Her skin felt nothing except the tactile solace of linen and softness and warm weight. She smelled nothing except the faint tang of wood smoke and the precious scent of cleanliness; heard nothing except the subtle effort of her own breathing. None of her senses extended beyond the confines of her body.
She did not know where she was, or how, or why-she hardly knew who-because her health-sense was gone. She had grown accustomed to its insights. Its absence diminished her.
Nonetheless she was paradoxically comforted by the realisation that Kevin’s Dirt had regained its hold. Now she could be certain that the Mahdoubt had brought her near to her rightful time.
In any case, her benevolent rescuer would not have stranded her earlier than she belonged. Then she would still have posed a threat to the integrity of the Arch. Nor had the Mahdoubt greatly overshot the day of Linden’s disappearance in rain from the upland plateau. She seemed to recall that she had heard Bhapa’s voice announcing her presence. If that were true, then she had also heard Manethrall Mahrtiir and Cord Pahni answer Bhapa’s call.
Surely they would not have awaited her return indefinitely? Not while their choices were constrained by the Masters-and the Demondim. At some point, they would have left Revelstone to rejoin their people, or to seek out a defence against the Land’s foes.
Linden had not been absent long enough to exhaust her friends’ hopes. And she had felt spring in the air—
When she was sure that the Mahdoubt had delivered her to the proper season in the proper year, a few of her numberless fears faded. At last, she allowed herself to remember why she was here.

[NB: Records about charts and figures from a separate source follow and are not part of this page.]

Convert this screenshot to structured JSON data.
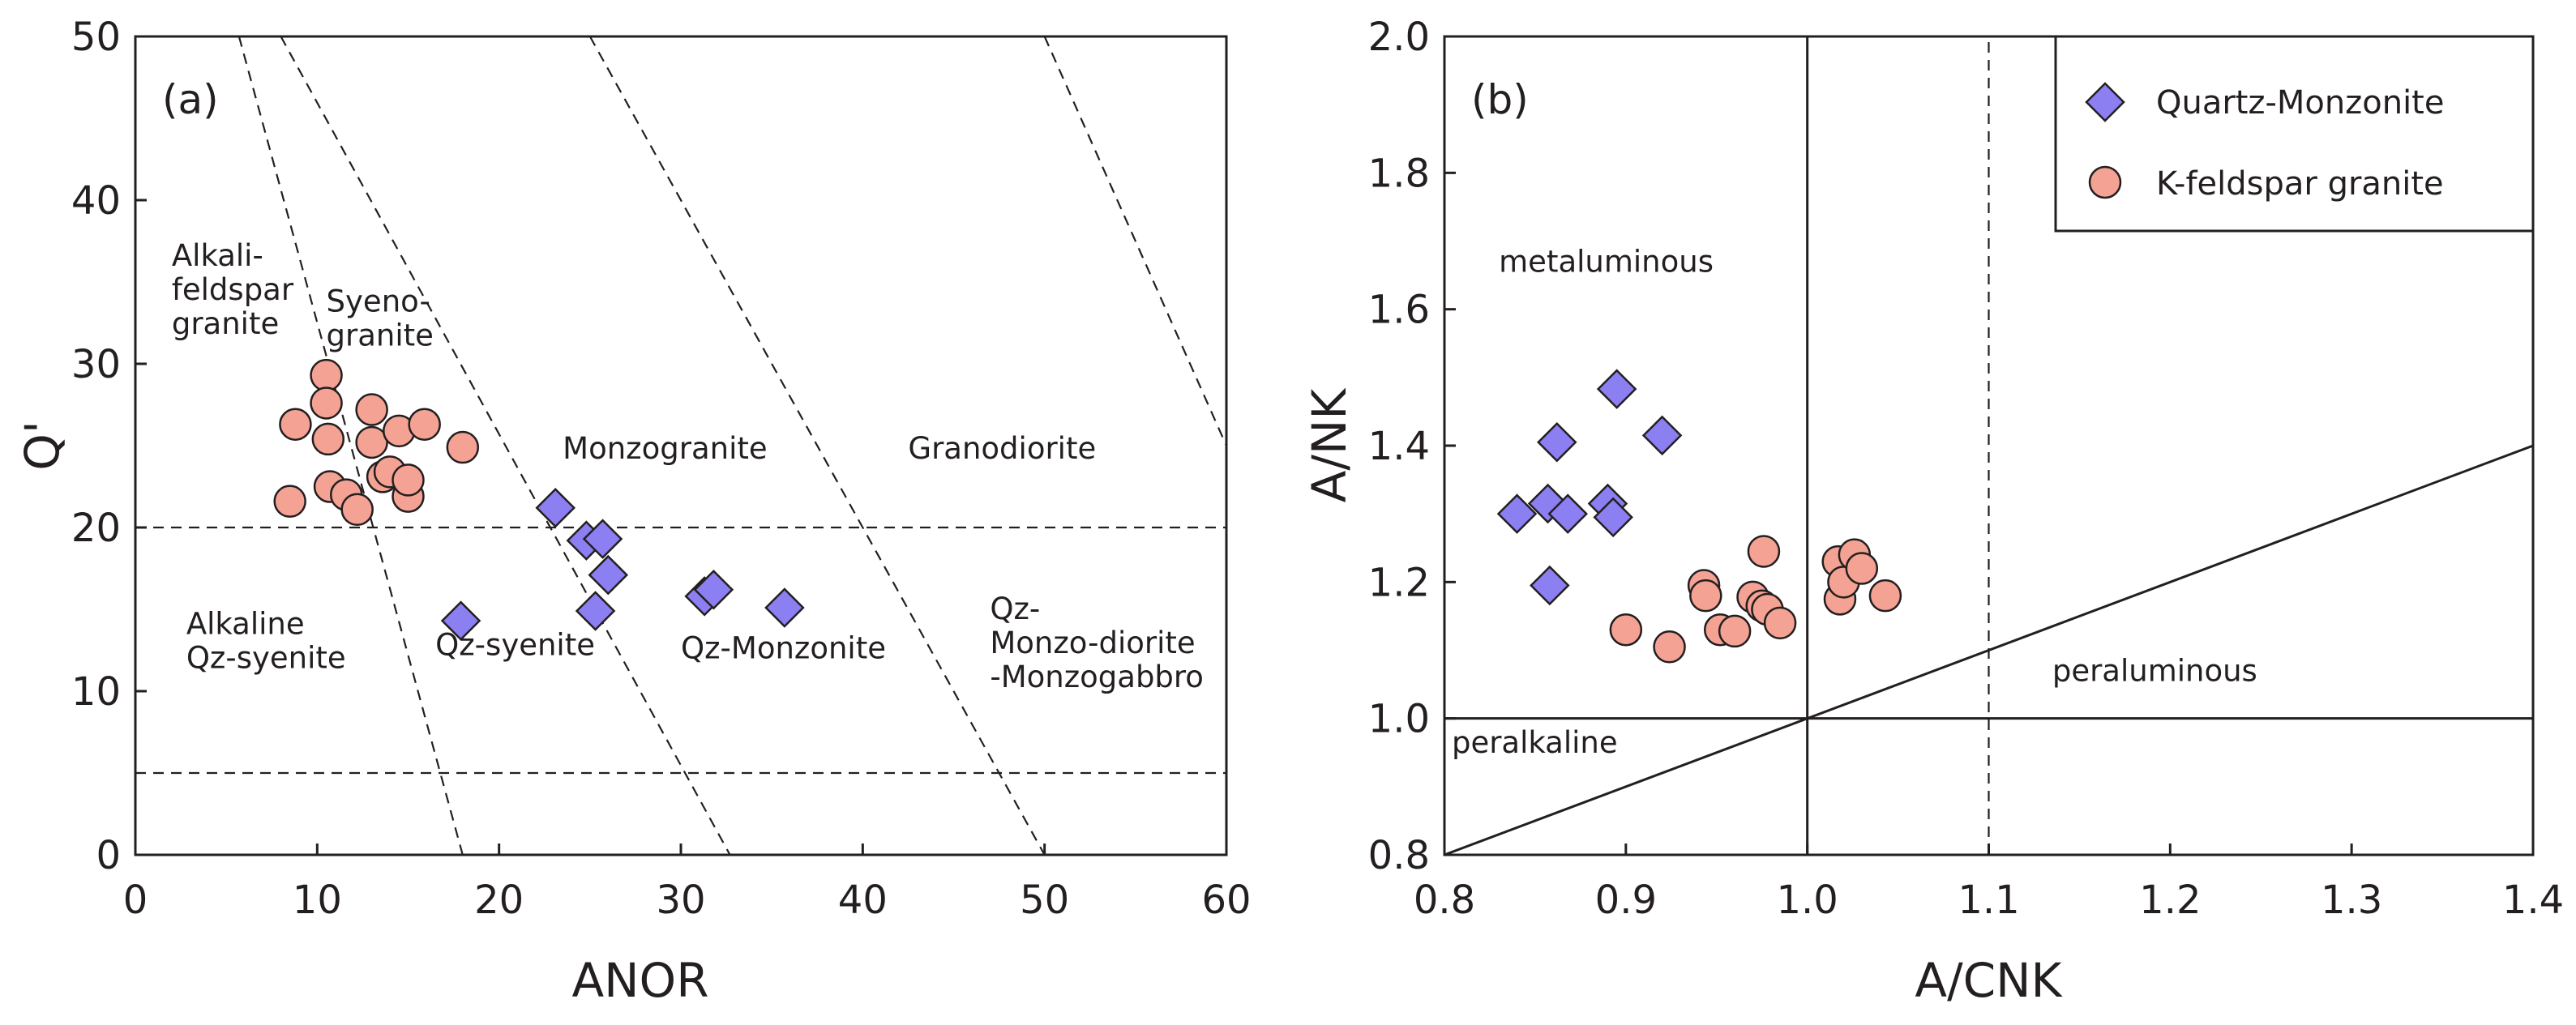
{
  "chart_data": [
    {
      "panel": "(a)",
      "type": "scatter",
      "xlabel": "ANOR",
      "ylabel": "Q'",
      "xlim": [
        0,
        60
      ],
      "ylim": [
        0,
        50
      ],
      "xticks": [
        0,
        10,
        20,
        30,
        40,
        50,
        60
      ],
      "yticks": [
        0,
        10,
        20,
        30,
        40,
        50
      ],
      "boundaries": [
        {
          "x": [
            5.7,
            18.0
          ],
          "y": [
            50,
            0
          ],
          "style": "dashed"
        },
        {
          "x": [
            8.0,
            32.7
          ],
          "y": [
            50,
            0
          ],
          "style": "dashed"
        },
        {
          "x": [
            25.0,
            50.0
          ],
          "y": [
            50,
            0
          ],
          "style": "dashed"
        },
        {
          "x": [
            50.0,
            60.0
          ],
          "y": [
            50,
            25
          ],
          "style": "dashed"
        },
        {
          "x": [
            0,
            60
          ],
          "y": [
            20,
            20
          ],
          "style": "dashed"
        },
        {
          "x": [
            0,
            60
          ],
          "y": [
            5,
            5
          ],
          "style": "dashed"
        }
      ],
      "regions": [
        {
          "lines": [
            "Alkali-",
            "feldspar",
            "granite"
          ],
          "x": 2.0,
          "y": 36.0
        },
        {
          "lines": [
            "Syeno-",
            "granite"
          ],
          "x": 10.5,
          "y": 33.2
        },
        {
          "lines": [
            "Monzogranite"
          ],
          "x": 23.5,
          "y": 24.2
        },
        {
          "lines": [
            "Granodiorite"
          ],
          "x": 42.5,
          "y": 24.2
        },
        {
          "lines": [
            "Alkaline",
            "Qz-syenite"
          ],
          "x": 2.8,
          "y": 13.5
        },
        {
          "lines": [
            "Qz-syenite"
          ],
          "x": 16.5,
          "y": 12.2
        },
        {
          "lines": [
            "Qz-Monzonite"
          ],
          "x": 30.0,
          "y": 12.0
        },
        {
          "lines": [
            "Qz-",
            "Monzo-diorite",
            "-Monzogabbro"
          ],
          "x": 47.0,
          "y": 14.4
        }
      ],
      "series": [
        {
          "name": "Quartz-Monzonite",
          "marker": "diamond",
          "color": "#8b7ff2",
          "x": [
            17.9,
            23.1,
            24.8,
            25.7,
            26.0,
            25.3,
            31.3,
            31.8,
            35.7
          ],
          "y": [
            14.3,
            21.2,
            19.2,
            19.3,
            17.1,
            14.9,
            15.8,
            16.2,
            15.1
          ]
        },
        {
          "name": "K-feldspar granite",
          "marker": "circle",
          "color": "#f4a293",
          "x": [
            8.5,
            8.8,
            10.5,
            10.5,
            10.6,
            10.7,
            11.6,
            12.2,
            13.0,
            13.0,
            13.6,
            14.0,
            14.5,
            15.0,
            15.0,
            15.9,
            18.0
          ],
          "y": [
            21.6,
            26.3,
            29.3,
            27.6,
            25.4,
            22.5,
            22.0,
            21.1,
            27.2,
            25.2,
            23.1,
            23.4,
            25.9,
            21.9,
            22.9,
            26.3,
            24.9
          ]
        }
      ]
    },
    {
      "panel": "(b)",
      "type": "scatter",
      "xlabel": "A/CNK",
      "ylabel": "A/NK",
      "xlim": [
        0.8,
        1.4
      ],
      "ylim": [
        0.8,
        2.0
      ],
      "xticks": [
        "0.8",
        "0.9",
        "1.0",
        "1.1",
        "1.2",
        "1.3",
        "1.4"
      ],
      "yticks": [
        "0.8",
        "1.0",
        "1.2",
        "1.4",
        "1.6",
        "1.8",
        "2.0"
      ],
      "boundaries": [
        {
          "x": [
            1.0,
            1.0
          ],
          "y": [
            0.8,
            2.0
          ],
          "style": "solid"
        },
        {
          "x": [
            0.8,
            1.4
          ],
          "y": [
            1.0,
            1.0
          ],
          "style": "solid"
        },
        {
          "x": [
            0.8,
            1.4
          ],
          "y": [
            0.8,
            1.4
          ],
          "style": "solid"
        },
        {
          "x": [
            1.1,
            1.1
          ],
          "y": [
            0.8,
            2.0
          ],
          "style": "dashed"
        }
      ],
      "regions": [
        {
          "lines": [
            "metaluminous"
          ],
          "x": 0.83,
          "y": 1.655
        },
        {
          "lines": [
            "peraluminous"
          ],
          "x": 1.135,
          "y": 1.055
        },
        {
          "lines": [
            "peralkaline"
          ],
          "x": 0.804,
          "y": 0.95
        }
      ],
      "series": [
        {
          "name": "Quartz-Monzonite",
          "marker": "diamond",
          "color": "#8b7ff2",
          "x": [
            0.84,
            0.857,
            0.858,
            0.862,
            0.868,
            0.89,
            0.893,
            0.895,
            0.92
          ],
          "y": [
            1.3,
            1.315,
            1.195,
            1.405,
            1.3,
            1.315,
            1.295,
            1.483,
            1.415
          ]
        },
        {
          "name": "K-feldspar granite",
          "marker": "circle",
          "color": "#f4a293",
          "x": [
            0.9,
            0.924,
            0.943,
            0.944,
            0.952,
            0.96,
            0.97,
            0.975,
            0.976,
            0.978,
            0.985,
            1.017,
            1.018,
            1.02,
            1.026,
            1.03,
            1.043
          ],
          "y": [
            1.13,
            1.105,
            1.195,
            1.18,
            1.13,
            1.128,
            1.178,
            1.165,
            1.245,
            1.16,
            1.14,
            1.23,
            1.175,
            1.2,
            1.24,
            1.22,
            1.18
          ]
        }
      ]
    }
  ],
  "legend": {
    "entries": [
      {
        "label": "Quartz-Monzonite",
        "marker": "diamond",
        "color": "#8b7ff2"
      },
      {
        "label": "K-feldspar granite",
        "marker": "circle",
        "color": "#f4a293"
      }
    ],
    "placement": "top-right of panel (b)"
  }
}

Jeremiah. The croyel. Roger Covenant. Purpose and urgency.
Heavy with sleep, she raised her hands to confirm that Covenant’s ring still hung from its chain around her neck. Then she lifted them higher to rub her face. But she was not yet ready to sit up. She needed a moment to acknowledge that she had done Thomas Covenant the shameful injustice of permitting herself to be misled by his son.